Conversely, there are other situations where the amount of resources isn’t not necessarily limited, but the resources are expensive. In these case, we want to know in which instances it will be worth spending on these expensive resources. We do not care as much about ranking here; we care more about precisely knowing the correct probabilities. Here, then, we would want to use a measure that gets at how well-calibrated the prediction is. For example, a well-calibrated model will have predictions of 30% and actually happen pretty close to 30% of the time. Poorly-calibrated models will be far off in predicting actual outcomes.
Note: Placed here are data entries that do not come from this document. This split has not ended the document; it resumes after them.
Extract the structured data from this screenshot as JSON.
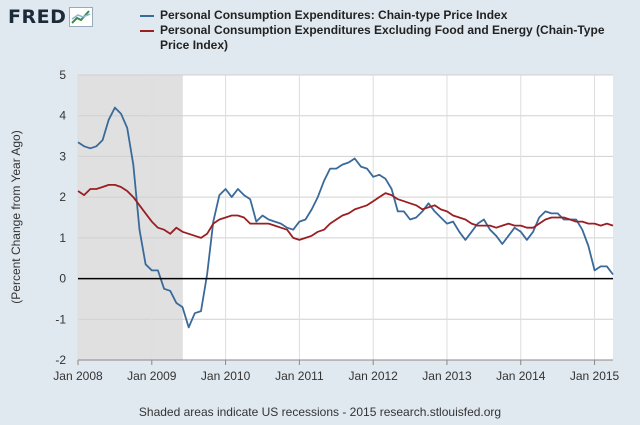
{
  "brand": {
    "name": "FRED"
  },
  "colors": {
    "series1": "#3a6a9a",
    "series2": "#9a1f23",
    "plot_bg": "#ffffff",
    "recession": "#e0e0e0",
    "page_bg": "#e1e9f0"
  },
  "caption": "Shaded areas indicate US recessions - 2015 research.stlouisfed.org",
  "chart_data": {
    "type": "line",
    "title": "",
    "xlabel": "",
    "ylabel": "(Percent Change from Year Ago)",
    "xlim": [
      2008.0,
      2015.25
    ],
    "ylim": [
      -2,
      5
    ],
    "yticks": [
      -2,
      -1,
      0,
      1,
      2,
      3,
      4,
      5
    ],
    "xticks": [
      {
        "value": 2008,
        "label": "Jan 2008"
      },
      {
        "value": 2009,
        "label": "Jan 2009"
      },
      {
        "value": 2010,
        "label": "Jan 2010"
      },
      {
        "value": 2011,
        "label": "Jan 2011"
      },
      {
        "value": 2012,
        "label": "Jan 2012"
      },
      {
        "value": 2013,
        "label": "Jan 2013"
      },
      {
        "value": 2014,
        "label": "Jan 2014"
      },
      {
        "value": 2015,
        "label": "Jan 2015"
      }
    ],
    "recessions": [
      [
        2008.0,
        2009.42
      ]
    ],
    "zero_line": true,
    "x_start": 2008.0,
    "x_step_months": 1,
    "series": [
      {
        "name": "Personal Consumption Expenditures: Chain-type Price Index",
        "color": "#3a6a9a",
        "values": [
          3.35,
          3.25,
          3.2,
          3.25,
          3.4,
          3.9,
          4.2,
          4.05,
          3.7,
          2.8,
          1.2,
          0.35,
          0.2,
          0.2,
          -0.25,
          -0.3,
          -0.6,
          -0.7,
          -1.2,
          -0.85,
          -0.8,
          0.1,
          1.4,
          2.05,
          2.2,
          2.0,
          2.2,
          2.05,
          1.95,
          1.4,
          1.55,
          1.45,
          1.4,
          1.35,
          1.25,
          1.2,
          1.4,
          1.45,
          1.7,
          2.0,
          2.4,
          2.7,
          2.7,
          2.8,
          2.85,
          2.95,
          2.75,
          2.7,
          2.5,
          2.55,
          2.45,
          2.2,
          1.65,
          1.65,
          1.45,
          1.5,
          1.65,
          1.85,
          1.65,
          1.5,
          1.35,
          1.4,
          1.15,
          0.95,
          1.15,
          1.35,
          1.45,
          1.2,
          1.05,
          0.85,
          1.05,
          1.25,
          1.15,
          0.95,
          1.15,
          1.5,
          1.65,
          1.6,
          1.6,
          1.45,
          1.45,
          1.45,
          1.2,
          0.8,
          0.2,
          0.3,
          0.3,
          0.1
        ]
      },
      {
        "name": "Personal Consumption Expenditures Excluding Food and Energy (Chain-Type Price Index)",
        "color": "#9a1f23",
        "values": [
          2.15,
          2.05,
          2.2,
          2.2,
          2.25,
          2.3,
          2.3,
          2.25,
          2.15,
          2.0,
          1.8,
          1.6,
          1.4,
          1.25,
          1.2,
          1.1,
          1.25,
          1.15,
          1.1,
          1.05,
          1.0,
          1.1,
          1.35,
          1.45,
          1.5,
          1.55,
          1.55,
          1.5,
          1.35,
          1.35,
          1.35,
          1.35,
          1.3,
          1.25,
          1.2,
          1.0,
          0.95,
          1.0,
          1.05,
          1.15,
          1.2,
          1.35,
          1.45,
          1.55,
          1.6,
          1.7,
          1.75,
          1.8,
          1.9,
          2.0,
          2.1,
          2.05,
          1.95,
          1.9,
          1.85,
          1.8,
          1.7,
          1.75,
          1.8,
          1.7,
          1.65,
          1.55,
          1.5,
          1.45,
          1.35,
          1.3,
          1.3,
          1.3,
          1.25,
          1.3,
          1.35,
          1.3,
          1.3,
          1.25,
          1.25,
          1.35,
          1.45,
          1.5,
          1.5,
          1.5,
          1.45,
          1.4,
          1.4,
          1.35,
          1.35,
          1.3,
          1.35,
          1.3
        ]
      }
    ]
  }
}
Things can get even more complicated here, as there are additional knobs to turn. In cases where we want to be very risk averse (high penalty for being confident and wrong), we might use a metric like Log Loss. In cases where that is less important and we just want to get as close as we can to correct without being too worried about risk, we might use a metric like Brier Score.
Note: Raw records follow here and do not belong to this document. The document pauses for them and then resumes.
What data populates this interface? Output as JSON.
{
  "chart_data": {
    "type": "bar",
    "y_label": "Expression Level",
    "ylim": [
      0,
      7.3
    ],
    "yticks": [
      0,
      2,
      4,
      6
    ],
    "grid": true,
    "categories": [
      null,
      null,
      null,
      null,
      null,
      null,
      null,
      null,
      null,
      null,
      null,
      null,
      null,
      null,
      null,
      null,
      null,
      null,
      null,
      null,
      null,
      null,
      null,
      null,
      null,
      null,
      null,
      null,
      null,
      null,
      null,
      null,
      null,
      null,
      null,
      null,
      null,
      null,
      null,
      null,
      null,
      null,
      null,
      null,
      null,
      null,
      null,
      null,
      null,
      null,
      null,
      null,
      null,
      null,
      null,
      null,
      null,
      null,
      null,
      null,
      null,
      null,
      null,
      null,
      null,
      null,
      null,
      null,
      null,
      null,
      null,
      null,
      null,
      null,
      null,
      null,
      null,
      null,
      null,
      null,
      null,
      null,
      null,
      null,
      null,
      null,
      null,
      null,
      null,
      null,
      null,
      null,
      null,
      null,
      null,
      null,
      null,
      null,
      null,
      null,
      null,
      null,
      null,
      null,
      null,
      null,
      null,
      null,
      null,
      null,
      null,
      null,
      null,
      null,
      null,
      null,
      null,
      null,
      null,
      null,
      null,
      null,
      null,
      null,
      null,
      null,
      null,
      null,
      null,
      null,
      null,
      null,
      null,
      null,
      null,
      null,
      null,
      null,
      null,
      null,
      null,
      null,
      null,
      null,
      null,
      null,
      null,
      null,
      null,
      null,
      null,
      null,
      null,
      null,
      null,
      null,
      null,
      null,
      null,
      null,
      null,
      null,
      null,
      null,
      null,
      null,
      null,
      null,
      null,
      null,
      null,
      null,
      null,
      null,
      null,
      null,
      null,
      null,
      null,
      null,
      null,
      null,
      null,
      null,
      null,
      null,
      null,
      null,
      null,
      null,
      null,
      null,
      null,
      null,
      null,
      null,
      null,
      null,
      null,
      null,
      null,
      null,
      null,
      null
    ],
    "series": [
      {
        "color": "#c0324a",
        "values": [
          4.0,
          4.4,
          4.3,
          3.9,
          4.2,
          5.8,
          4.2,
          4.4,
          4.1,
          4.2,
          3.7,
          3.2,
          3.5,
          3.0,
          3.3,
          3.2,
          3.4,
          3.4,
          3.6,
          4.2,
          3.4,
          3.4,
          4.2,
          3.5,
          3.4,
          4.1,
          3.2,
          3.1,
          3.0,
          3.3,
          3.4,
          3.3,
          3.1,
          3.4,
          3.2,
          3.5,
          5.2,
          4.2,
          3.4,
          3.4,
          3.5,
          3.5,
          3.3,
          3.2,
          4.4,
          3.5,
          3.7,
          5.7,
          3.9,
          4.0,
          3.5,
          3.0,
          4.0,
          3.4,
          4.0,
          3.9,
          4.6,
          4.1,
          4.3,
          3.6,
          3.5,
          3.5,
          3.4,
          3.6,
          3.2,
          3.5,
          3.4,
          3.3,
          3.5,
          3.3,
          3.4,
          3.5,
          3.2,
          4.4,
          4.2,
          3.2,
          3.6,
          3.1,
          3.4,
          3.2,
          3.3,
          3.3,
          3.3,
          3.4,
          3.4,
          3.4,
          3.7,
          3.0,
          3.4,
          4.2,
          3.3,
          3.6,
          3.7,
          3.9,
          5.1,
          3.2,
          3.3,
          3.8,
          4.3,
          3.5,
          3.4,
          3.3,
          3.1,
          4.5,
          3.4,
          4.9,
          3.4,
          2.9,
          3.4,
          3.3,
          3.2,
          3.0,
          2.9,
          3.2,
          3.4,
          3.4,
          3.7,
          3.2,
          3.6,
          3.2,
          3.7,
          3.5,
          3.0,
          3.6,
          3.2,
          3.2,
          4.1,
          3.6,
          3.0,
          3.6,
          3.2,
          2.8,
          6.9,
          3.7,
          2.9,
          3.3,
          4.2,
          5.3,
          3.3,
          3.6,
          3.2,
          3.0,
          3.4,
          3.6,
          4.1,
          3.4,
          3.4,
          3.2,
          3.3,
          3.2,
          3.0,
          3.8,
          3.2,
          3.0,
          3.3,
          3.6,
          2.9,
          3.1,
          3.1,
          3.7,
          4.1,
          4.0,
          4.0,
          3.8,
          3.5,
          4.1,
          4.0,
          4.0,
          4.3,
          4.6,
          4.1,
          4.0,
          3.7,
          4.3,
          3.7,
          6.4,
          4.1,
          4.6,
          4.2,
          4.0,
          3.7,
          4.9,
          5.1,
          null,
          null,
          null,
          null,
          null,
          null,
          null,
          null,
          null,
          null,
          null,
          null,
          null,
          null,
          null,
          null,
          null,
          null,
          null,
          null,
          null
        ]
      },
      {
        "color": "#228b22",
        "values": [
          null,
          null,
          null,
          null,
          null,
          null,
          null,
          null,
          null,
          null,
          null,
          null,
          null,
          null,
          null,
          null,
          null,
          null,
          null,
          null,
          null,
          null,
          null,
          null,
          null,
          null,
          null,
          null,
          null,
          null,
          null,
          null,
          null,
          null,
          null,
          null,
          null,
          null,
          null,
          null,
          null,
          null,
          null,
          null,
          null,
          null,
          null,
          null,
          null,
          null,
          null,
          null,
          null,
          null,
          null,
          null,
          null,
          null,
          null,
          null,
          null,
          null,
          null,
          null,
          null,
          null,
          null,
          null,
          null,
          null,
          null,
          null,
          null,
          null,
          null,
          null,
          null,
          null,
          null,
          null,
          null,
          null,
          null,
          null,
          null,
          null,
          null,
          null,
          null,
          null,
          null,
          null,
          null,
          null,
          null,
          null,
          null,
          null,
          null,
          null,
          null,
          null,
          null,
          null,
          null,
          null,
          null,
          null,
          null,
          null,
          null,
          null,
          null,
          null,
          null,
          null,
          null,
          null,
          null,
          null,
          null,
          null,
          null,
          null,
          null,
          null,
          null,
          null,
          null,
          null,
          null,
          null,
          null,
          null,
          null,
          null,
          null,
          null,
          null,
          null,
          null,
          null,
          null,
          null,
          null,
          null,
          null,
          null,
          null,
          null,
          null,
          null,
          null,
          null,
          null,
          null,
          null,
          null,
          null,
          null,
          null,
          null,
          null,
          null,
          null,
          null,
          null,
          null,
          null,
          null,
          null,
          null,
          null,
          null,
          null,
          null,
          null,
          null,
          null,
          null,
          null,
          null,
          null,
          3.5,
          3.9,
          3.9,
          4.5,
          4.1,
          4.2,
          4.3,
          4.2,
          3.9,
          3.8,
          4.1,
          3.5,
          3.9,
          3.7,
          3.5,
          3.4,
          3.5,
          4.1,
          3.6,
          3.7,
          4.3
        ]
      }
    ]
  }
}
Finally, we might want to put additional weight on some examples more than others because they may be more important, more expensive or closer to an area where we would switch what action we take. All of these are important things to know ahead of time.

**Regression Measurements**

The other big area of machine learning that we regularly deal with is Regression. Regression comes into play whenever what we are trying to predict is continuous, real-valued. If we want to know how many people are going to be at X, when Y will happen or what the cost of Z is, those are all going to be Regression problems. Just like with Classification, there are many different options in measuring accuracy.

*Average Distance*

The most basic way of measuring the error here is to take every prediction and figure out how far away it was from the actual value by simple subtraction. After taking the absolute value (to make sure that large negative and large positive errors do not cancel each other out), you average all of these errors and report that as your metric. This is called the Mean Absolute Error. A more common variation on this works to penalize large errors somewhat more than small ones. Instead of taking the absolute value, the errors are squared before averaging. This is Mean Squared Error. Usually the square root is taken after the data is aggregated, bringing things back to the original order of magnitude; in this case, we're dealing with Root Mean Squared Error. This approach can be extended further to more highly penalize larger errors, taking the error to a higher power, but this is rarely done.

*Relative Scale*

Alternatives to these methods exist as well. Maybe we are dealing with something where the exact number of difference is less important than the relative amount. In these cases, we might work with Percent Error so that being off by 10 when the real value is in the millions is less important than being off by 5 when the real value is 10.

Finally, in some cases, what we really care about is that the prediction is on the right order of magnitude. In other words, we care less about getting the numbers exactly right and more about knowing whether to expect a number in the 10s versus the thousands versus the millions. In these cases, we will usually want to transform the raw values by taking their logarithm and then use one of the above metrics on the log-transformed data. This is effectively the same as looking at the multiplicative error; if we divide our prediction by the real answer (or vice versa), how close are we to getting the ideal ratio of 1?

These are the most common types of measurements and errors we look at when dealing with machine learning, but this is not an exhaustive list. The important point is that it really does make a difference to know how the data is getting used because that allows us to tailor the right measurement to the right problem. It is only by doing this that we can make models that are not only accurate, but are also successful in achieving their desired goals.